What does all that mean? It means that we could make wines as naturally as possible without sacrificing all of the variables that encompass world-class wine. It means that the wines coming from the 2021 vintage are going to be a little lower in alcohol, but have beautiful length and development of flavors beyond that of the 2020 vintage. I think that wines from 2021 will be drinking very well young, but will mature gracefully; a direct reflection of the vines growing season. I know that was a lot of technical information, but if you ever wonder what I think about, there’s a taste.

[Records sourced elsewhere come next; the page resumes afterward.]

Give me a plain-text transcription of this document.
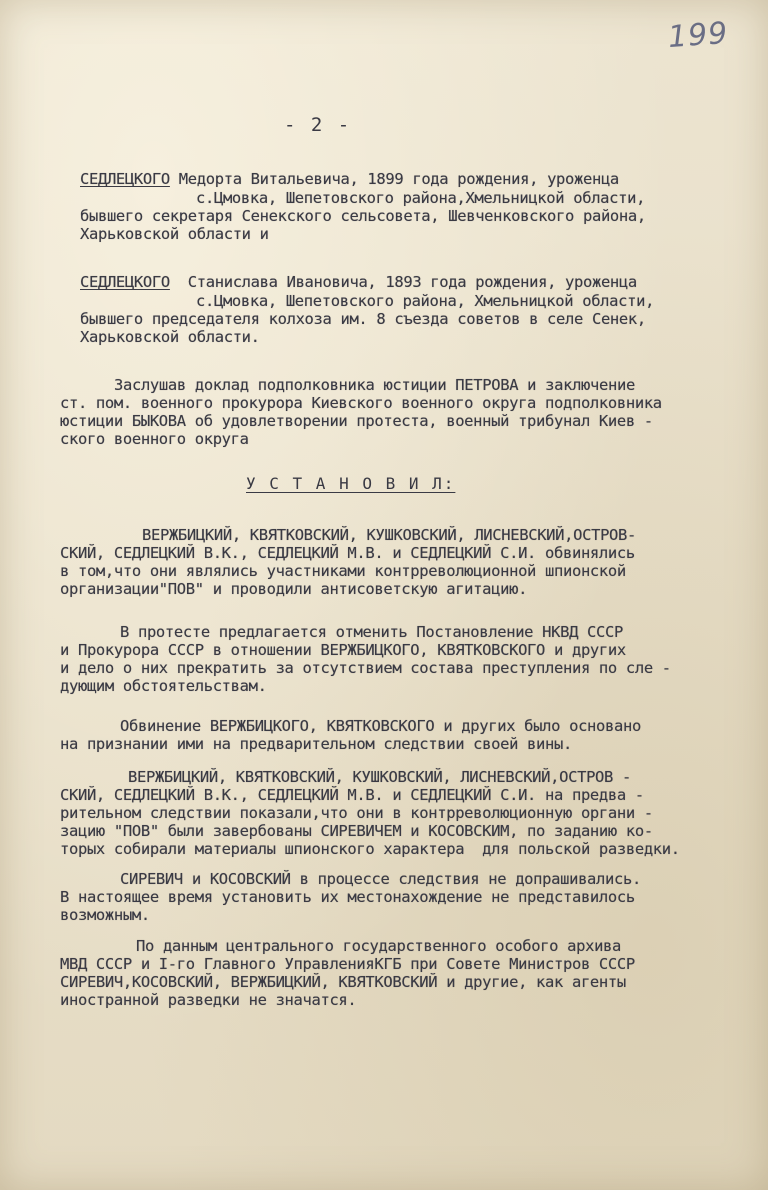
199
- 2 -
СЕДЛЕЦКОГО Медорта Витальевича, 1899 года рождения, уроженца
с.Цмовка, Шепетовского района,Хмельницкой области,
бывшего секретаря Сенекского сельсовета, Шевченковского района,
Харьковской области и
СЕДЛЕЦКОГО  Станислава Ивановича, 1893 года рождения, уроженца
с.Цмовка, Шепетовского района, Хмельницкой области,
бывшего председателя колхоза им. 8 съезда советов в селе Сенек,
Харьковской области.
Заслушав доклад подполковника юстиции ПЕТРОВА и заключение
ст. пом. военного прокурора Киевского военного округа подполковника
юстиции БЫКОВА об удовлетворении протеста, военный трибунал Киев -
ского военного округа
У С Т А Н О В И Л:
ВЕРЖБИЦКИЙ, КВЯТКОВСКИЙ, КУШКОВСКИЙ, ЛИСНЕВСКИЙ,ОСТРОВ-
СКИЙ, СЕДЛЕЦКИЙ В.К., СЕДЛЕЦКИЙ М.В. и СЕДЛЕЦКИЙ С.И. обвинялись
в том,что они являлись участниками контрреволюционной шпионской
организации"ПОВ" и проводили антисоветскую агитацию.
В протесте предлагается отменить Постановление НКВД СССР
и Прокурора СССР в отношении ВЕРЖБИЦКОГО, КВЯТКОВСКОГО и других
и дело о них прекратить за отсутствием состава преступления по сле -
дующим обстоятельствам.
Обвинение ВЕРЖБИЦКОГО, КВЯТКОВСКОГО и других было основано
на признании ими на предварительном следствии своей вины.
ВЕРЖБИЦКИЙ, КВЯТКОВСКИЙ, КУШКОВСКИЙ, ЛИСНЕВСКИЙ,ОСТРОВ -
СКИЙ, СЕДЛЕЦКИЙ В.К., СЕДЛЕЦКИЙ М.В. и СЕДЛЕЦКИЙ С.И. на предва -
рительном следствии показали,что они в контрреволюционную органи -
зацию "ПОВ" были завербованы СИРЕВИЧЕМ и КОСОВСКИМ, по заданию ко-
торых собирали материалы шпионского характера  для польской разведки.
СИРЕВИЧ и КОСОВСКИЙ в процессе следствия не допрашивались.
В настоящее время установить их местонахождение не представилось
возможным.
По данным центрального государственного особого архива
МВД СССР и I-го Главного УправленияКГБ при Совете Министров СССР
СИРЕВИЧ,КОСОВСКИЙ, ВЕРЖБИЦКИЙ, КВЯТКОВСКИЙ и другие, как агенты
иностранной разведки не значатся.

During this harvest, we processed a total of 72 different lots and harvested roughly 70% of our total production off of the Rancho Santa Ynez Estate (the other 30% coming from off-site vineyards throughout the Santa Ynez Valley). Harvest 2022 will produce our very first 100% Estate Mourvedre, as well as Estate Rebel Roan, and quite a few other “classic Carhartt” wines. Very exciting times!

I hope that each and every one of you had a great fall season. I look forward to visiting in the tasting room or at an event throughout the holidays! As always, thank you so much for your love and support; it means the world to my family and company. Cheers to good health and happiness!